‘Tis the season to be traveling. If your plans involve air travel — commercial, that is; you private plane people can wear whatever the hell you want — this timely advice (adapted from a post on WhoWhatWear) should come in handy. Click here for the full piece.
I love to travel. But it occurred to me on my latest trip that it all used to be much simpler.

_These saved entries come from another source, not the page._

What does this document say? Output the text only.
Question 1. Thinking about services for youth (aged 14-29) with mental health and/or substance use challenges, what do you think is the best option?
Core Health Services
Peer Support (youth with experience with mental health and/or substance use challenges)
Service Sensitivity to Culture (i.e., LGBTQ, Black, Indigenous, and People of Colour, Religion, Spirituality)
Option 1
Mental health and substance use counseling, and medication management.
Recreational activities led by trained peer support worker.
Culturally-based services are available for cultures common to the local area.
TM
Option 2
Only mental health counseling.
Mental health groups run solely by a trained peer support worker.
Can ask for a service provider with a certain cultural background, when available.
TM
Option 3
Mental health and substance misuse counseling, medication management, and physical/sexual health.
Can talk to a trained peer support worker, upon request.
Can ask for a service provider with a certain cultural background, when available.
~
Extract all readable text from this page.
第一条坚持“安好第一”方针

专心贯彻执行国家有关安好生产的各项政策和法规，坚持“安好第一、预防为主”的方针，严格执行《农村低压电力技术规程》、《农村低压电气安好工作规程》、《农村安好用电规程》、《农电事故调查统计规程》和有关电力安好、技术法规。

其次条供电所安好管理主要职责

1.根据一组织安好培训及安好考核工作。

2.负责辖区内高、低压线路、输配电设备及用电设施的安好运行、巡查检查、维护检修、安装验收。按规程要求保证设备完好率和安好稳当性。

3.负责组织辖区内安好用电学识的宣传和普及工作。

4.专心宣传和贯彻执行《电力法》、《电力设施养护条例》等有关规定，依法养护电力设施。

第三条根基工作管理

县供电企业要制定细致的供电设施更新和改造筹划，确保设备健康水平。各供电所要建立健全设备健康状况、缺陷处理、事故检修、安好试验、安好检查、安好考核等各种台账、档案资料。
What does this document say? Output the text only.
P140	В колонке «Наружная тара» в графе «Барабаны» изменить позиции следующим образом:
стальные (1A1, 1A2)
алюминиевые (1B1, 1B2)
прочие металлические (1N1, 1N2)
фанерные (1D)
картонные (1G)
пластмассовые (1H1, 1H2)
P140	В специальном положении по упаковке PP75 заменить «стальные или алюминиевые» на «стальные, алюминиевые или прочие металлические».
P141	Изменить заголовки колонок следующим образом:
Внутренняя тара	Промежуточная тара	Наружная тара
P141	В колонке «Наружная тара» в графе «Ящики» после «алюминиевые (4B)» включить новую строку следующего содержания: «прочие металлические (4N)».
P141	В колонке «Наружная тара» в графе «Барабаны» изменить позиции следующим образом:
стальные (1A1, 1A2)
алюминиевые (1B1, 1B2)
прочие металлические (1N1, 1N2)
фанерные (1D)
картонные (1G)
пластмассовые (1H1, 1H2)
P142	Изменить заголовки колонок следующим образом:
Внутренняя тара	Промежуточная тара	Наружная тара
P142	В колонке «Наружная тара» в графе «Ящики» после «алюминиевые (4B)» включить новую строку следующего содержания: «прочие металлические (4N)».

Here’s what I needed when I was in my twenties: sneakers, heels, slip dress, sweater, jeans, birth control, a couple of t-shirts. Hotel toiletries took care of the rest.
Here’s what I need now:
- Prescription meds
- Heartburn/diarrhea/constipation prevention
- Allergy pills, melatonin for jet lag, vitamin supplements
- Wet wipes
- Biofreeze for aches and pains + acetaminophen day and PM
- Gold Bond powder and blister pads for my shoes
- Cleanser, day and nighttime moisturizer, sunblock, eye cream
- Wood handled Q-tips (hate those flimsy paper cotton swabs)
- Color safe shampoo and conditioner
- Sleep mask
- Straightening iron
- Comfortable shoes
- Glasses, reading glasses, sunglasses
Luckily, clothes are less of an issue. As a native New Yorker I dress like a Sicilian widow. Hence, my travel wardrobe consists of black cargo pants, black jeans, black pullover, black cardigan, black boots. Plus two gray tee shirts for a splash of color.
All packed? Now, off to the airport. Allow two hours minimum to navigate airport security (thank goodness for TSA pre-check so I don’t have to unlace my hiking boots) and wait in line to board the “aircraft” (doesn’t that sound unsettlingly homemade?)
Hold on… I know my butt has gotten a bit larger over the years but the seats have definitely shrunk as well! These days, First Class is what Economy used to be and Economy is pretty much “grit your teeth until you land”.
Anyway, we settled into our pods for the overnight flight to Europe, looked at the dinner menu and waited for takeoff. And waited. And waited some more until we were told there was a “mechanical issue.” After an hour we were told to get off the plane because they were “waiting for a part.” Long story short, four hours later instead of flying from Houston to Munich for our connection to Lisbon (and don’t even ask how United figured that going 3 hours further into Europe made any sense)—a connection we would clearly miss—we were re-booked through London. I’m told the Munich flight did eventually take off that night, though everyone had to scramble if they were continuing somewhere else.
We arrived in Lisbon 5 hours later than expected and – surprise – discovered that our luggage had not. Sure enough, it had journeyed to Munich. Luckily, we were all reunited the following day and embarked on a delightful visit to Portugal.
Good thing I’d worn the hiking boots, as I had no idea the country is so mountainous. For any of you who haven’t been there, the cities aren’t easy to stroll around because, as my husband says, “There is no downhill in Portugal”. Nonetheless, the people are warm and friendly, the streets are clean, the tiled buildings are gorgeous and the food is fantastic.
But one other downside of getting older: Used to be, I could sleep anywhere and hotel rooms (and beds) were a luxurious upgrade compared with my cramped apartment. Now, though, no hotel bed is nearly as comfy as my TempurPedic.
After ten days of touring Lisbon, Porto, Belmonte and Coimbra it was time to head home. Once again, we were connecting through Munich and once again I was reminded of how much more pleasant air travel used to be:
We flew Lufthansa for the first leg and had seats A and C; the explanation being that they had taken out the middle seats in the business/first section. Hah. It turns out that B is still there; it’s just covered over with a permanent tray table! So not only do you have the same cramped seats as Economy but now you can’t even use both armrests or stretch over into the middle seat.
Have you ever come home from vacation feeling like you need a vacation?